Arda; sevgilisi, sakatlıkları, saha içi sürtüşmeleri ve verdiği demeçlerle hep gündemde olan ve bir türlü istikrarlı futbol sergilemeyen yetenekli bir genç futbolcumuzdur fakat Avrupa çapında yıldız değildir. Tanju Çolak da Arda’nın yıldız futbolcu olmadığını belirterek, “Arda’nın Türk futboluna ve Galatasaray’a ne verdiğini tartışmak gerekir. Bu kadar çabuk yıldız demek doğru değil. Yıldız futbolcu dediğin zaman takımı 2-0 yenikken 3 gol atıp maçı kazandırıyorsa yıldız odur. Arda yıldız mı, nerde ne yapmış? Arda Galatasaray’ı tek başına şampiyon mu yaptı? Skoru değiştirme özelliği yok. Hava Topu özelliği yok. Şut atamıyor. Golcü değil. Medya Arda’yı yıldız yaptı. Benim için yıldız Baros, Guti, Alex’tir. Arda yetenekli olabilir ama yıldız değil” demişti.
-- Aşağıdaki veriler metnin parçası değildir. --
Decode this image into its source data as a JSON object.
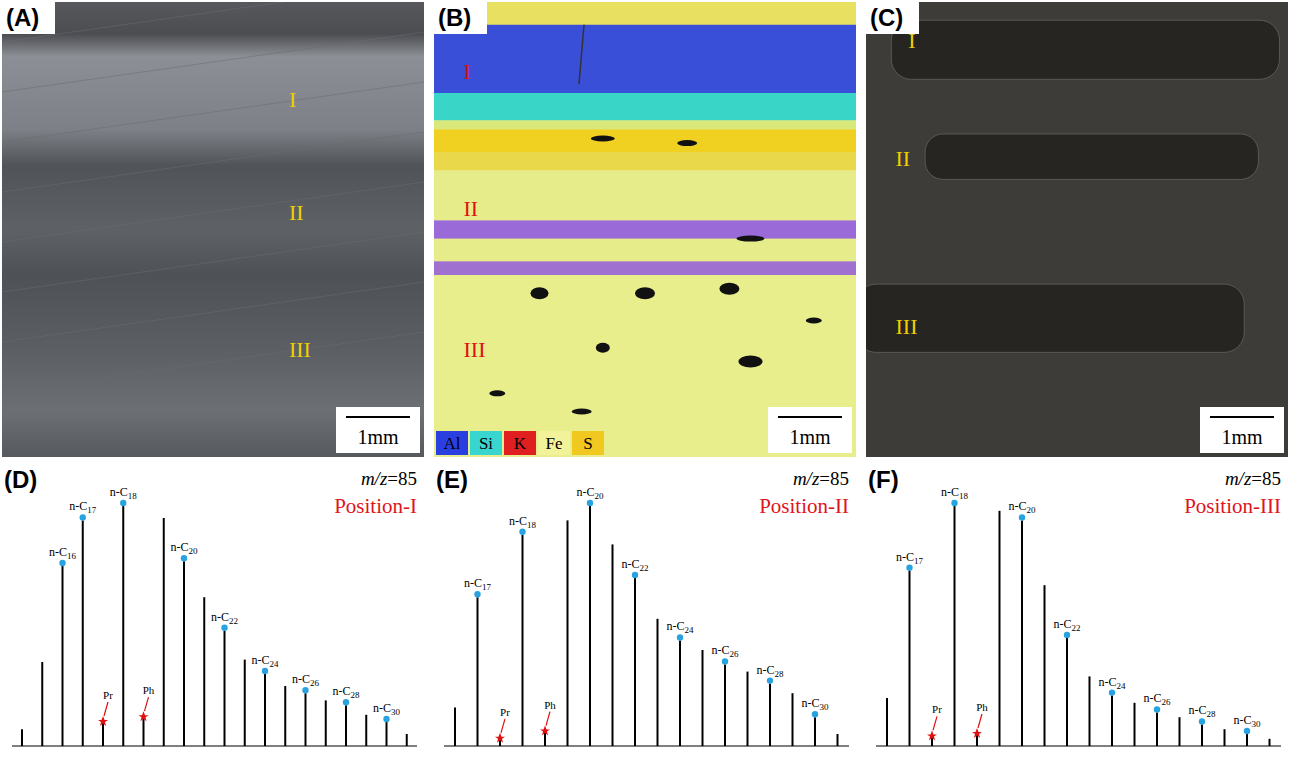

Tanju Çolak’ın söyledikleri ve benim anlatmak istediklerim yanlış anlaşılmasın. Arda veya benzerleri daha işin başındalar. Altyapıların yeterli olmaması, medyanın abartmaları, ülke futbolunun kalitesinin düşüklüğü, futbolcuların mental yetersizlikleri, yabancı hayranlığı, futbolculara verilen aşırı ücretler, teknik direktör ve antrenörlerin özellikle liderlik açısından yetersizlikleri, yöneticilerin cehaleti, futbolcu çevresinin olgun insanlardan oluşmaması ve pek çok psiko-sosyal sebepler Arda’nın yıldız olmasını engelliyor ama Arda yıldız olma sınırındadır. Fakat zaman aleyhine işliyor ve bir an önce yurtdışına üst düzey bir takıma gitmeli. Yoksa Tanju Çolak ve Sergen Yalçın gibi yerel kahraman(!) olarak kalacak.
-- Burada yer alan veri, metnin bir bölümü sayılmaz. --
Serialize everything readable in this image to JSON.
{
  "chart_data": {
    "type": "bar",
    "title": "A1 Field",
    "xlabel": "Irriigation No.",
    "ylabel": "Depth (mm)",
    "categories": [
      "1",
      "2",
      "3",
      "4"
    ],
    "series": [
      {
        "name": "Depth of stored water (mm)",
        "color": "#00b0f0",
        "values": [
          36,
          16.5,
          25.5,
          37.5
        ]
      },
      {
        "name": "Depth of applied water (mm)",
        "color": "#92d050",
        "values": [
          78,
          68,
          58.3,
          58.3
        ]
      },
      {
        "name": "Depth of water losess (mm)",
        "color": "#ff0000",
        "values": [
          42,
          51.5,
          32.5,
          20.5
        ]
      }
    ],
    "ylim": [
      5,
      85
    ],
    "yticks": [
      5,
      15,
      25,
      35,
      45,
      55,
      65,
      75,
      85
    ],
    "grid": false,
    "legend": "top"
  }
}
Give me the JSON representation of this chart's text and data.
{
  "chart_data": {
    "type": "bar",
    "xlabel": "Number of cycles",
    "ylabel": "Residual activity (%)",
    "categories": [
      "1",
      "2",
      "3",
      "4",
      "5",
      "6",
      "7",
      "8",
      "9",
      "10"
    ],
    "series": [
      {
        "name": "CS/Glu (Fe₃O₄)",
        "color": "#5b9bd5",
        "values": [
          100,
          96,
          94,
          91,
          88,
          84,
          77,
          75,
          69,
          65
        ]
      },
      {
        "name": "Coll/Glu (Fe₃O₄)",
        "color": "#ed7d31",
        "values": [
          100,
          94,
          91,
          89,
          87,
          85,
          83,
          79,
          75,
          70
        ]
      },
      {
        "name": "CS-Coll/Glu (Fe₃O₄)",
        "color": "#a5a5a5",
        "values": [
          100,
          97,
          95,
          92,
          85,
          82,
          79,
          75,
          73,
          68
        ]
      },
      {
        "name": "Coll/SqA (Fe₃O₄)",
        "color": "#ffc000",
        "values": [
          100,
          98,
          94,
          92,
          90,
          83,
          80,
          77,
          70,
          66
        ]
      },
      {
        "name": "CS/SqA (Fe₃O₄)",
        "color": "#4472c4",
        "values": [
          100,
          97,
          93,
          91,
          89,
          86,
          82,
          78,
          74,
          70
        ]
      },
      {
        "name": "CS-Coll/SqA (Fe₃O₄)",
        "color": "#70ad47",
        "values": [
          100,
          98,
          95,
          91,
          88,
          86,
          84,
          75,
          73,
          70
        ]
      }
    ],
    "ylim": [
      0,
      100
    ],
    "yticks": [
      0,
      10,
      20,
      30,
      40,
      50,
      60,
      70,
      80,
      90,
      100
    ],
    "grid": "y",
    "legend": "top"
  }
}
Peki neden Arda’dan bahsediyoruz? Çünkü ne yazık ki Sanchez ile kıyaslayacağımız tek O var koca ülkede! Dolayısıyla sürekli kendimizi kandıran bir futbol anlayışımız var. Bazen de gerçekleri söyleyenler oluyor. Mesela geçenlerde Hikmet Karaman dedi ki; “Türkiye’de futbolu, futbol oynamayı herkes ‘biliyorum’ zannediyor ama futbol oynamayı bilmiyoruz. Ülkemiz futbolcuları kaliteli pas nedir? Yerden oynamak nedir? Bunu beceremiyorlar.”
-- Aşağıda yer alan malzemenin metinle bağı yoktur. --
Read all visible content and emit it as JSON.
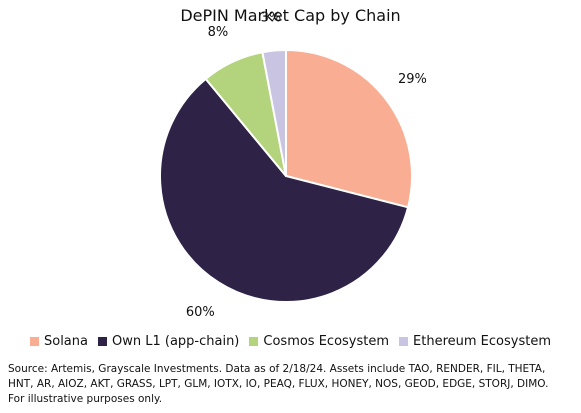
{
  "chart_data": {
    "type": "pie",
    "title": "DePIN Market Cap by Chain",
    "slices": [
      {
        "name": "Solana",
        "value": 29,
        "label": "29%",
        "color": "#f9ae93"
      },
      {
        "name": "Own L1 (app-chain)",
        "value": 60,
        "label": "60%",
        "color": "#2e2346"
      },
      {
        "name": "Cosmos Ecosystem",
        "value": 8,
        "label": "8%",
        "color": "#b3d47c"
      },
      {
        "name": "Ethereum Ecosystem",
        "value": 3,
        "label": "3%",
        "color": "#c9c4e2"
      }
    ],
    "legend_position": "bottom",
    "start": "12 o'clock",
    "direction": "clockwise"
  },
  "source_lines": [
    "Source: Artemis, Grayscale Investments. Data as of 2/18/24. Assets include TAO, RENDER, FIL, THETA,",
    "HNT, AR, AIOZ, AKT, GRASS, LPT, GLM, IOTX, IO, PEAQ, FLUX, HONEY, NOS, GEOD, EDGE, STORJ, DIMO.",
    "For illustrative purposes only."
  ]
}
Yani Edirne’ye kadar birbirimize hava atıp caka satıyoruz. Edirne’den sonra bizi doğru dürüst ne tanıyan var ne de yeterince saygı duyan. Neden olsun ki? Bunun en son örneğini GS-Liverpool hazırlık maçından sonra yaşadık. Liverpool Teknik Direktörü Kenny Dalglish, Türk basın mensuplarının Arda Turan’ın performansını nasıl bulduğu şeklindeki sorusu üzerine önce, “Kim?” dedi. Daha sonra Arda’nın isminin tekrarlanması üzerine de, “Kaç numara?” ifadelerini kullanan Dalglish, “Ben sadece kendi takımımı izliyorum, rakip takımla ilgilenmiyorum” cevabını verdi.